Sham wrote:6.) The Memphis Grizzlies and the Boston Celtics signed a player approved by the NBA whom according to the NBA had a career ending injury - FACT!
The adjudication by the NBA's doctors that Miles' injury was career ending was only speculative, and a prediction. It could never be anything else, such is the nature of the beast when you're trying to predict the future. The NBA put the 10 game ruling thing into place as a safeguard in case such a prediction ever turned out to be wrong, and, in this case, it was.11.) You are making an assumption that appearing in 10 NBA games constitutes a player being healthy enough to have an NBA career. There is no medical explanation for this being true. Anyone at any age with any level of health can stand on a court for 10 games.
Conversely, why was it any less healthy for Darius to return on his surgically repaired knee than it was for, say, Dikembe Mutombo to play these last three years? Of course, Darius risked popping his knee again every time he jumped, and causing perhaps lifelong damage to his knee. But for all we know, Mutombo could have been taking 3 years of walking pain-free from the back end of his life for each year that he backed up Yao Ming on the Rockets.

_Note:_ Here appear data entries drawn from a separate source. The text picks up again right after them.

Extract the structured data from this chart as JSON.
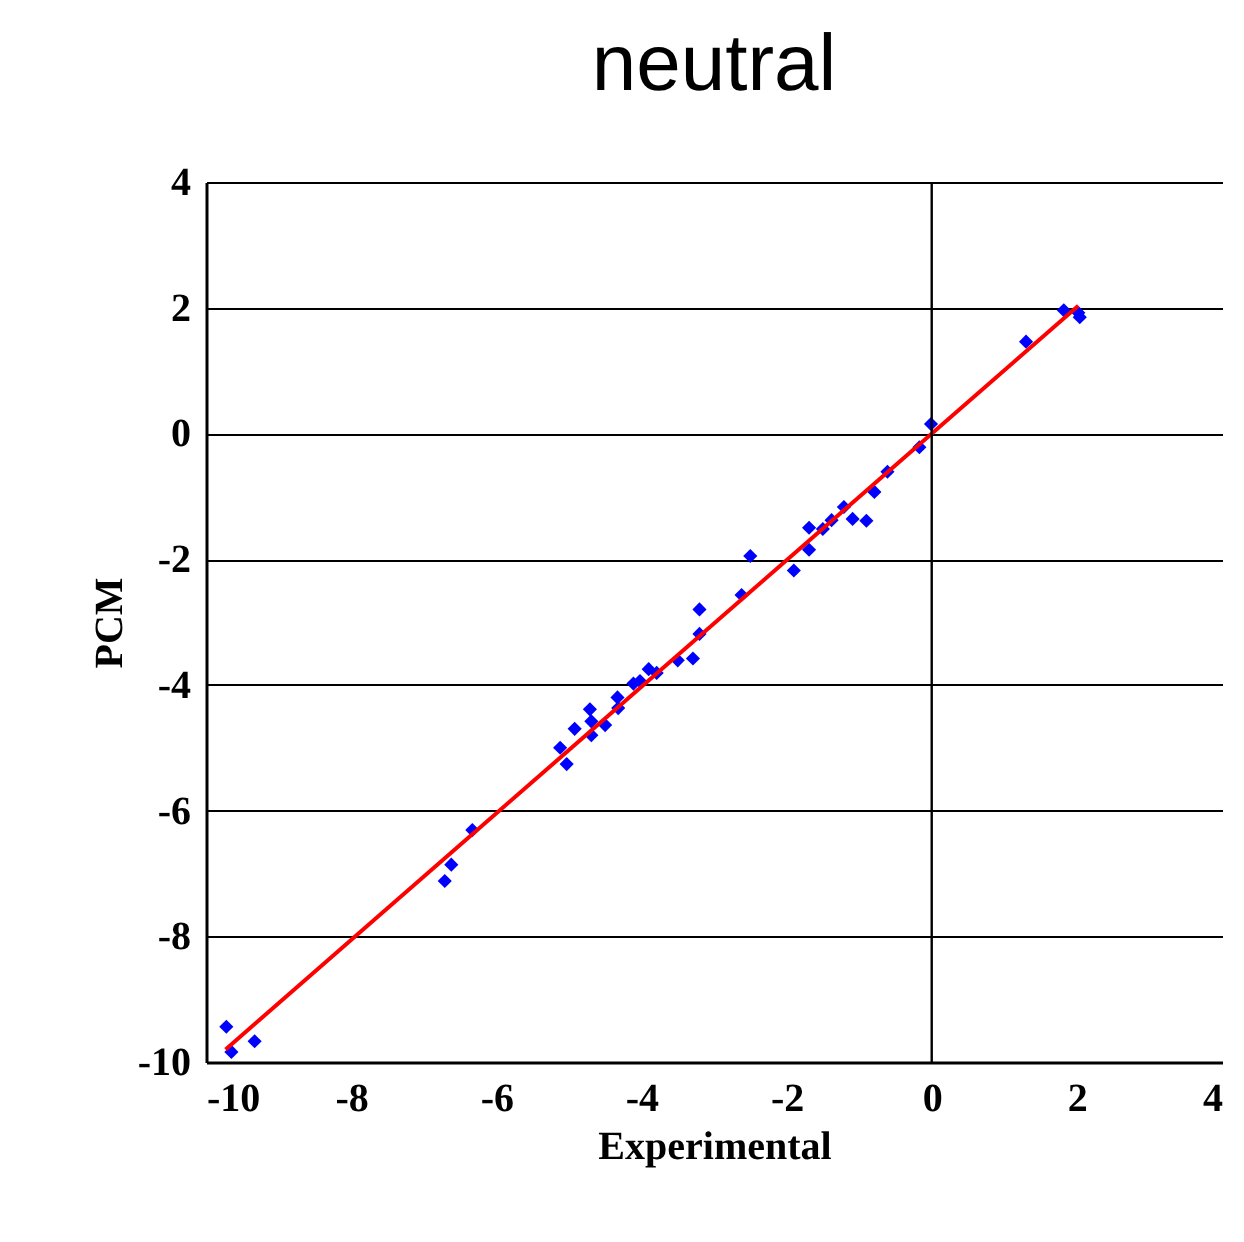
{
  "chart_data": {
    "type": "scatter",
    "title": "neutral",
    "xlabel": "Experimental",
    "ylabel": "PCM",
    "xlim": [
      -10,
      4
    ],
    "ylim": [
      -10,
      4
    ],
    "xticks": [
      -10,
      -8,
      -6,
      -4,
      -2,
      0,
      2,
      4
    ],
    "yticks": [
      -10,
      -8,
      -6,
      -4,
      -2,
      0,
      2,
      4
    ],
    "grid": "y",
    "marker": "diamond",
    "ref_lines": [
      {
        "axis": "x",
        "value": 0,
        "color": "#000000"
      }
    ],
    "series": [
      {
        "color": "#0000ff",
        "x": [
          -9.72,
          -9.65,
          -9.33,
          -6.71,
          -6.62,
          -6.33,
          -5.12,
          -5.03,
          -4.92,
          -4.71,
          -4.69,
          -4.69,
          -4.5,
          -4.32,
          -4.33,
          -4.11,
          -4.02,
          -3.9,
          -3.79,
          -3.5,
          -3.29,
          -3.2,
          -3.2,
          -2.62,
          -2.5,
          -1.9,
          -1.69,
          -1.69,
          -1.5,
          -1.38,
          -1.21,
          -1.09,
          -0.9,
          -0.79,
          -0.61,
          -0.17,
          -0.01,
          1.3,
          1.82,
          2.02,
          2.04
        ],
        "values": [
          -9.44,
          -9.84,
          -9.67,
          -7.12,
          -6.86,
          -6.31,
          -5.0,
          -5.26,
          -4.7,
          -4.39,
          -4.58,
          -4.8,
          -4.64,
          -4.37,
          -4.2,
          -3.98,
          -3.94,
          -3.75,
          -3.81,
          -3.61,
          -3.58,
          -3.19,
          -2.8,
          -2.57,
          -1.95,
          -2.18,
          -1.85,
          -1.5,
          -1.52,
          -1.38,
          -1.17,
          -1.36,
          -1.39,
          -0.93,
          -0.61,
          -0.22,
          0.15,
          1.46,
          1.96,
          1.92,
          1.85
        ]
      },
      {
        "type": "line",
        "color": "#ff0000",
        "line_style": "solid",
        "marker": "none",
        "x": [
          -9.73,
          2.02
        ],
        "values": [
          -9.8,
          2.03
        ]
      }
    ]
  }
}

He, too, risked a career ending injury every time he took the court and left the ground, because he too had decidedly haggard knees from several centuries of playing in the NBA. Medical teams may well have been able to say without fear of contradiction that, while Dikembe could play, he shouldn't. And remember that, of the two, it was Dikembe who suffered a career ender, not Darius.
More to the point - Darius didn't stand on the court for fleeting moments in 10 games. He was in a rotation for 34 games. The proof of his ability to not only take an NBA court, but to perform acceptably well on it, came from the fact that he did it. Sure, a yardstick as arbitrary as the 10 games one COULD, in theory, be manipulated by suiting up a pensioner and stapling them to the half court line for 5 seconds at the end of the first half for three weeks. But this didn't happen. Whatever Memphis' motives, Darius' health was acceptable.
No. You are wrong. The CBA clearly states that the NBA will assign an independent doctor to evaluate the injury of the player, then make a professional medical opinion on whether or not this injury is career ending. The doctor said "YES, DARIUS MILES HAS A CAREER ENDING INJURY". There is no gray area in this!!! If they go to the lengths to hire a doctor to determine if an injury is career ending then the only reasonable way to determine whether or not a player no longer has a career ending injury is for a doctor assigned by the NBA to make a professional medical determination that the previous career ending injury has healed to the point where he is healthy enough to resume an NBA career.
There is no standard set in the CBA for what defines a "career" in the NBA.
There is no standard of performance set in the CBA for defining a "career" in the NBA.
The only standard set in the CBA is the appearance in 10 games. In fact they do not even establish the amount of time on the court during those 10 games.
In fact NOTHING in the CBA states that appearing in 10 games shows ANY SIGN OF PROOF THAT A PLAYER DOES NOT HAVE A CAREER ENDING INJURY!!!
The salary cap relief is specifically provided for A CAREER ENDING INJURY which CAN ONLY BE DETERMINED BY THE INDEPENDENT DOCTOR!